Ganja Oblast was an administrative-territorial unit of the Azerbaijan SSR that existed in 1952 and 1953. The administrative center was the city of Kirovabad. Ganja Oblast is now a region in Azerbaijan, which includes the Agdash, Agstafa, Barda, Dashkasan, Gadabay, Goranboy, Khanlar, Qazakh, Samukh, Shamkir, and Yevlakh rayons.

== History ==
Gäncä became an important centre of trade, but in 1231 it was again leveled, this time by the Mongols. Captured in 1606 by the Persians, it became the centre of the Gäncä khanate.
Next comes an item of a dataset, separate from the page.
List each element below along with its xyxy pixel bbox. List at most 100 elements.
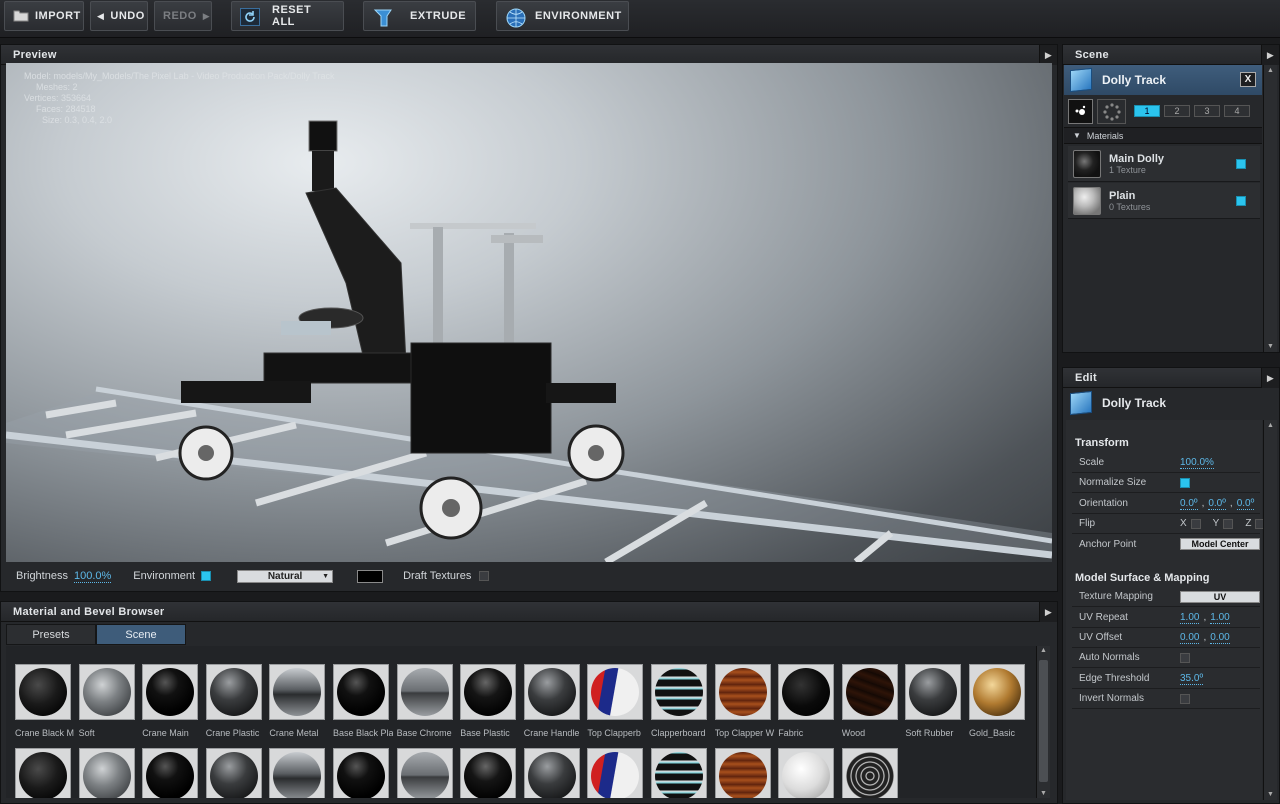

Ganja Oblast (along with Baku Oblast) was formed on April 3, 1952, as part of an experiment to introduce regional divisions within the union republics of Transcaucasia. The Ganja region was located in the western part of the republic and was divided into 28 districts: Aghdam, Agdash, Aghjabedinsky, Akstafa, Barda, Belokansky, Vartashensky, Geokchay, Dostafursky, Yevlakh, Zakatala, Zardobsky, Kazakh, Kasum-Ismailovsky, Kakhsky, Gadabay, Kalbajar, Kutkashensky, Mir-Bashir, Nukha, Samukh, Safaraliev, Tauz, Ujar, Khaldan, Khanlar, Shamkhor and Shahumyan.

After one year, the experiment was declared unsuccessful, and the region was abolished by decree of the Presidium of the Supreme Soviet of the USSR April 23, 1953.